I would be interested to know what others think of this idea. Because to me, it brings peace, hope, possibility. What would the world be like if we could all know that we are already home?

Back to the sound of the gong. I am not Chinese. I am not indigenous to any Taoist tradition. Yet the gong sings to me, empties me, fills me with wonder. I can only assume the gong does not discriminate, that it offers its song of clarity to all of us equally, wherever we may be from.

My intellect is not certain of any of this, because my intellect is afraid of being seen as a colonizer who does not have a right to say such things as “we are all indigenous.” I’m not certain about my land, about my permissions.

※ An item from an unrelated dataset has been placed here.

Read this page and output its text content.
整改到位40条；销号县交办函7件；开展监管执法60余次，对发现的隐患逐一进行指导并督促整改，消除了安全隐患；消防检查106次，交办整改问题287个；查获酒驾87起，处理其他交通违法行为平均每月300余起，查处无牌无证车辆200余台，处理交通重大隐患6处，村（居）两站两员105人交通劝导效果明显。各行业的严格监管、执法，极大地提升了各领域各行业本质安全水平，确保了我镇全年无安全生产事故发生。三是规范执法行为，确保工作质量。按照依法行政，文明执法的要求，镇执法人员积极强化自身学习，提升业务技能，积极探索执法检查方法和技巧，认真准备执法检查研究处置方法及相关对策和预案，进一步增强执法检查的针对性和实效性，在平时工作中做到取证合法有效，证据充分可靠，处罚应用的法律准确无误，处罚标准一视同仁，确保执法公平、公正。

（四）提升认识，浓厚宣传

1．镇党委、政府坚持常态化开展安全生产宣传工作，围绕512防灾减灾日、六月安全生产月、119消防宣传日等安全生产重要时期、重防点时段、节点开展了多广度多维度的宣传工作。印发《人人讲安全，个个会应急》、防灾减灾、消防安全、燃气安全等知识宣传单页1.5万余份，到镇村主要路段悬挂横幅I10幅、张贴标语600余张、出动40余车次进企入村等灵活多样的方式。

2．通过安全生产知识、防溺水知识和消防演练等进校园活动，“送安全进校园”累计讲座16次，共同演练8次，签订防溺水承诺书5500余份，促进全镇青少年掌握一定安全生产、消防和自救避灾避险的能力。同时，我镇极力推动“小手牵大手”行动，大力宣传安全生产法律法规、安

I’m not certain what my place is, my place to live, my place to speak.

But my heart is not afraid, and I trust my heart.

I am certain that I am indigenous to this planet, and I am certain that you are too. I pray for the day none of us feels like a woman without a land, a man without a land, a child without a mother. We should never need to feel that way, not when we are all already home. I pray that is something we can work on together.

So, no gong tonight, but still some clarity. Another good teacher, and teaching that will echo through my consciousness, in a different way, for more than a few hours.

A tall and strong native woman emerges from the darkness of the corner, and enters into the circle of light. It is her voice I heard in prayer. Silver hair flows over her shoulders and cascades down to her hips. Her skirt is laced with leather and fiber. Feathers adorn her hair. She dances a spiral, hands high in the air.

Dear wise woman teacher, thank you for speaking your prayer. Thank you for giving me permission to stand tall in this land with you. Thank you for sharing your strength with me so I can confidently say, “I am indigenous to this world. We are all indigenous.”